光と影を織り交ぜている部分が在るからこそ、そこに在る。


そこに在るもの。そこから生まれるもの。

レンブラントは、きっと、様々なグレーを描きたかったに違いないと、僕は思った。

「光と影の画家」という常套句に、苦笑いするんじゃないかなと、僕は思った。



でもねぇ、レンブラントは、やはり「匠」だったよ。


油彩画で、女神を描いた絵があった。

女神は、金襴のローブをまとっているのだが、

このローブの金糸、つまりは金属部分が、本当に金属に見える。

女神の柔らかな肌や、シルクのような衣服とは、まるで質感が違う。


やはり「どうなってんだ?」って横から覗き込んだら、見つけた。


金属部分だけ、絵の具が盛ってあった。

そこだけ、レリーフのようになってた。

実際の光を絵に取り込む、仕掛け。

「匠」の技だ。

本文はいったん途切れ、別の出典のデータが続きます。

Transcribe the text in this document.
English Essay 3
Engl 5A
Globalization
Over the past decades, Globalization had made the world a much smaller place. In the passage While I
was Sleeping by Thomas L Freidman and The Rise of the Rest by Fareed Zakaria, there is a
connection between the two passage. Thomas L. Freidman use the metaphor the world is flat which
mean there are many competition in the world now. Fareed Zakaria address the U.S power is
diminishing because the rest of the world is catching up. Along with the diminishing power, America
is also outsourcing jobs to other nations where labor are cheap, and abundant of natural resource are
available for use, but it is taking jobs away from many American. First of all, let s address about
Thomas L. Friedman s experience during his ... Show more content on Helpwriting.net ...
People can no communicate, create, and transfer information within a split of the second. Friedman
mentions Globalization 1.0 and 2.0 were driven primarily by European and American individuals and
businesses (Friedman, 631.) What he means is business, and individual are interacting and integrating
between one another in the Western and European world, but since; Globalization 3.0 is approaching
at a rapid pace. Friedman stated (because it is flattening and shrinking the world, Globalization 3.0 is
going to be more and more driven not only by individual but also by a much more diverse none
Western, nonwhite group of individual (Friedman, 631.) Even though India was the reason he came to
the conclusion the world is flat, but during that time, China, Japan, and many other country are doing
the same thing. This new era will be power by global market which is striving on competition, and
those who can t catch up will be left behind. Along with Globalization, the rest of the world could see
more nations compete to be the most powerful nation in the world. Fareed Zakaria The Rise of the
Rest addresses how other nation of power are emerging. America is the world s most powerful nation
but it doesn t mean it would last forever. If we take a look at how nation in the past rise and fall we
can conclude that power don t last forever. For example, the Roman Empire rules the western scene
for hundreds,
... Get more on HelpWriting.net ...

やりよる。



レンブラントが版画家でもあったって、知らなかった。

在命当時は、版画こそが、彼の名を高めたんだとか。


あと、生涯の年表で面白かったのは、

妻が早くに死んだ後、雇った家政婦と愛人契約したけど、

もめて裁判沙汰になったらしい。

んで、また家政婦雇って、できちゃった婚で再婚したり。

その後、名声も富もあったはずだけど、破産して財産を失って、

案外、さみしい死に方したみたい。

・・・イメージ、違ったなぁ。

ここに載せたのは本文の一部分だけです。